My former co-worker at the courthouse had a favorite attorney. He was smart and articulate and, I think most significantly, a really sharp dresser. He wore well-tailored suits and strikingly beautiful neckties, and wasn’t afraid to wear salmon or pink colored shirts. On the other hand, my co-worker also had a catch phrase for lawyers that would come into the courtroom not looking very well put-together. She’d say “his wife doesn’t love him.” Meaning that if the offending attorney lived with somebody who actually cared for his well-being, he wouldn’t have been allowed to leave the house dressed like that.
In general, I was less concerned by how attorneys would dress when they appeared in our courtroom (though there were a few notable exceptions), but I was often struck by the horrible business cards that would be handed to me. You see, it is a common practice in courtrooms in this part of the world for attorneys to check-in with court staff by handing over a business card or two. So in my time with the court, I’d probably received 1,000 different attorney business cards. And they can ran the gamut. From the basic information in a simple serif font, to a full-color photo with a list of qualifications, business cards can range from cheap to expensive, minimalistic to extravagant, informative to enigmatic. And like my fashion-conscious friend, I was quick to judge the attorney who handed them to me.

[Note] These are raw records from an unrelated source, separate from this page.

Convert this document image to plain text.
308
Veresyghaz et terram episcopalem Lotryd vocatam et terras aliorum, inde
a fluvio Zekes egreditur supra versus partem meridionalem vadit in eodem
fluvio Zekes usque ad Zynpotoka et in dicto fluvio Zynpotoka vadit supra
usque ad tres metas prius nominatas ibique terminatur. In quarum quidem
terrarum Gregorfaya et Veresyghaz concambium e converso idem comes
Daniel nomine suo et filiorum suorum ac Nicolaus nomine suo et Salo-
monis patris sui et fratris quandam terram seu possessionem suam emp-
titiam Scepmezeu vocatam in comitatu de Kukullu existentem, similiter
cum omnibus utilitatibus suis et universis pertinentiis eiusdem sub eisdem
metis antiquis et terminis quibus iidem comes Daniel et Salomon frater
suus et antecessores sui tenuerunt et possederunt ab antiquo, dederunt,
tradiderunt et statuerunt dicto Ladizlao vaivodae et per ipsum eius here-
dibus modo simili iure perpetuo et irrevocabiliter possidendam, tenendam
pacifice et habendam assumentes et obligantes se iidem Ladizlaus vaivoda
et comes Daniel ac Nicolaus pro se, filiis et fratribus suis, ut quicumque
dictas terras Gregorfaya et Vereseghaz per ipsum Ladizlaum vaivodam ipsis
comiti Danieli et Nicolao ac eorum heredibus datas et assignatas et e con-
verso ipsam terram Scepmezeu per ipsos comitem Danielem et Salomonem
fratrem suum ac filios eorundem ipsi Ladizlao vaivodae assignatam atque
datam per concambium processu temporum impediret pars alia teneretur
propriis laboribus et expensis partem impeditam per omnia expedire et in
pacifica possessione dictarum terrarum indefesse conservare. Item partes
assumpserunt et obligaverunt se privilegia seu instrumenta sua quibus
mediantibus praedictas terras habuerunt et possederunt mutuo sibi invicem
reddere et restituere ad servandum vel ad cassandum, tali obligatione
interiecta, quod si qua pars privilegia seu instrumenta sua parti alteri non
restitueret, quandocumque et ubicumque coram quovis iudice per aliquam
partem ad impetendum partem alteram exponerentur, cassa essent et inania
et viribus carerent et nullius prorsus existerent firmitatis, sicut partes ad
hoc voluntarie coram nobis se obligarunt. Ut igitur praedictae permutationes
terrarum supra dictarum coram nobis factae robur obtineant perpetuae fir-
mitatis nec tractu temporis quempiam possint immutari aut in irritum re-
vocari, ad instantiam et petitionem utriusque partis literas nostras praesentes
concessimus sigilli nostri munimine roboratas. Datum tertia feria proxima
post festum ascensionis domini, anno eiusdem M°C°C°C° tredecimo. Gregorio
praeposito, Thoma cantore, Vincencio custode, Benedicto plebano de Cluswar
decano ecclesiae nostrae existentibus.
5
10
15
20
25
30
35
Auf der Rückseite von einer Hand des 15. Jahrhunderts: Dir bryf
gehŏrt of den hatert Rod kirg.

But who cares what a court clerk thinks about a lawyer and his business card? Well, I could go on for hours about why a lawyer should care what a clerk thinks, but for the purposes of this post, let’s consider the following: do you think these attorneys are using a different business card for court than they would hand to a prospective client they meet on the street? Are lay people you meet at a cocktail party any less judgmental when they’re considering whether or not to have a professional relationship with you?
Things like neckties and business cards make the first impression. They let us know if you’re somebody with good taste, or if you have the good sense to recognize that you need to connect with somebody who does have good taste. When somebody hands you a business card that still has remnants of being torn from a do-it-yourself printer page, are you really listening to what that person has to say, or are you wondering why that person couldn’t be bothered to buy professionally-printed cards at Staples?
But beyond the quality of printing, isn’t the content of your business card, or stationary, or website, significant to how we judge a person and their work? When you get handed a business card that features a photo of an attorney in a zoot suit and fedora (true story), are you considering the glossy finish of the card? Would you think any differently if you found this person’s website and it looked like his 10 year-old nephew put it together?
Doesn’t it make sense that we should put our best foot forward when we initiate a business relationship, that we should wash our clothes and comb our hair, and act like we know what we’re doing? Then why is it any less reasonable to hire a professional designer to put together your visual package: our signage, our stationary, our business cards, our website? Should we not do everything we can to succeed?